I’ve seen it so many times. Careers are made and lost year after year at holiday parties. Do you want to be the one selected for the next promotion? You can be. It’s up to you to be charming at your business holiday party.
Have the right focus.
You may have experienced this at a previous business function. You are talking with someone you just met. There are many groups of people around you and new people are coming to the event. You think you’re in the midst of an interesting conversation with the person you just met. And then, the person you’re speaking with looks away from you and scans the room. What’s he looking for? A better opportunity? That’s what I think. What’s wrong with that? Everything.
The only one you focus on when you are in a conversation with someone is that person. It is irrelevant that other more (or less) interesting or powerful people come into the room. It is simply not charming to be scanning the room looking for a better opportunity while speaking with someone.
This annoying habit is far more common than you would think. I won a significant sales award when I worked for a major corporation. The Vice President of Sales attended to congratulate the winners. He was the most important person in the room. Yet, as he’s speaking with me he’s scanning the room! What a missed opportunity it was for him. Would I have thought more of him and the company had he paid attention to me? Of course. I thought far less of him after we spoke.
You are saying to the person that you’re speaking with that he is simply not important when you scan the room looking for other people. Other people are not going to have a positive impression of you. Is that the impression you want to create?
It’s not about you.
Imagine that you’re having a conversation with someone. You tell the listener about a great sales call you made or a success you had with a customer. Instead of congratulating you on your success and asking you to tell him more about it, the listener tells you about one of his successes. What would you think of the listener? I’ll bet it’s not much. You certainly would not think of that person as charming.
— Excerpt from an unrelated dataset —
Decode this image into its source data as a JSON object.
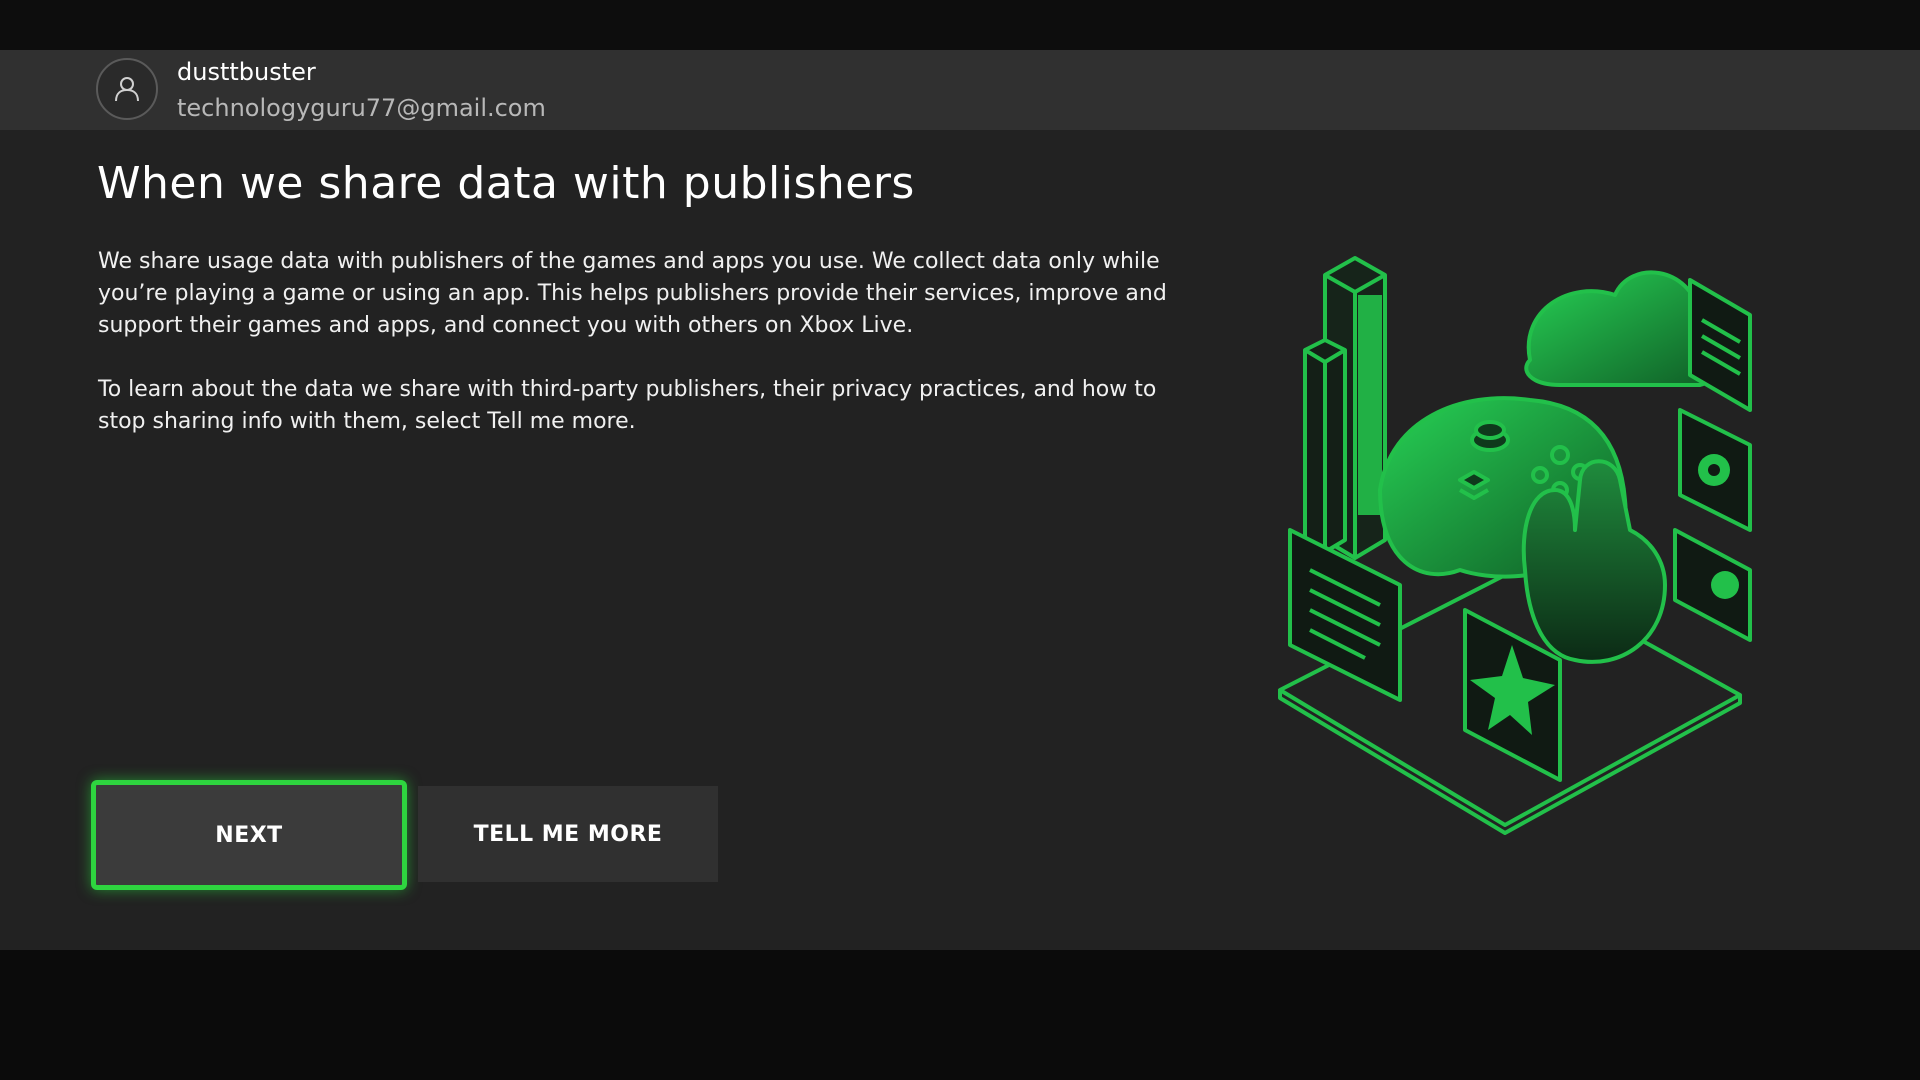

It’s very natural to think the conversation is always about us. It’s not. Your job as a listener is to listen. It’s to learn more about the speaker and remember that the conversation is not about you. A good conversation is when both people ask questions. Sometimes we forget when others ask us about ourselves. We forget to ask about them. Charming people never forget to ask about other people. People that are charming are perceived that way because they are comfortable in their own skins and don’t have to have every conversation revolve around themselves.
Don’t get so caught up in a conversation when you’re talking about yourself that you forget to ask about the other person. Also, don’t be disappointed if the other person does not ask you about your experiences. Most people, unfortunately, are not charming. They forget that it’s not about them so they forget to involve others in the conversation.
Holiday parties are great opportunities to relax and get to know the people you work with. Try to avoid talking about business problems and stick to lighter more positive subjects. You want to be remembered when the party is over as someone who is talented and nice. It’s often said that people buy from people they like. They also promote the ones they like, too. Be charming at your holiday party this year. Perhaps at next year’s party you might be celebrating your promotion.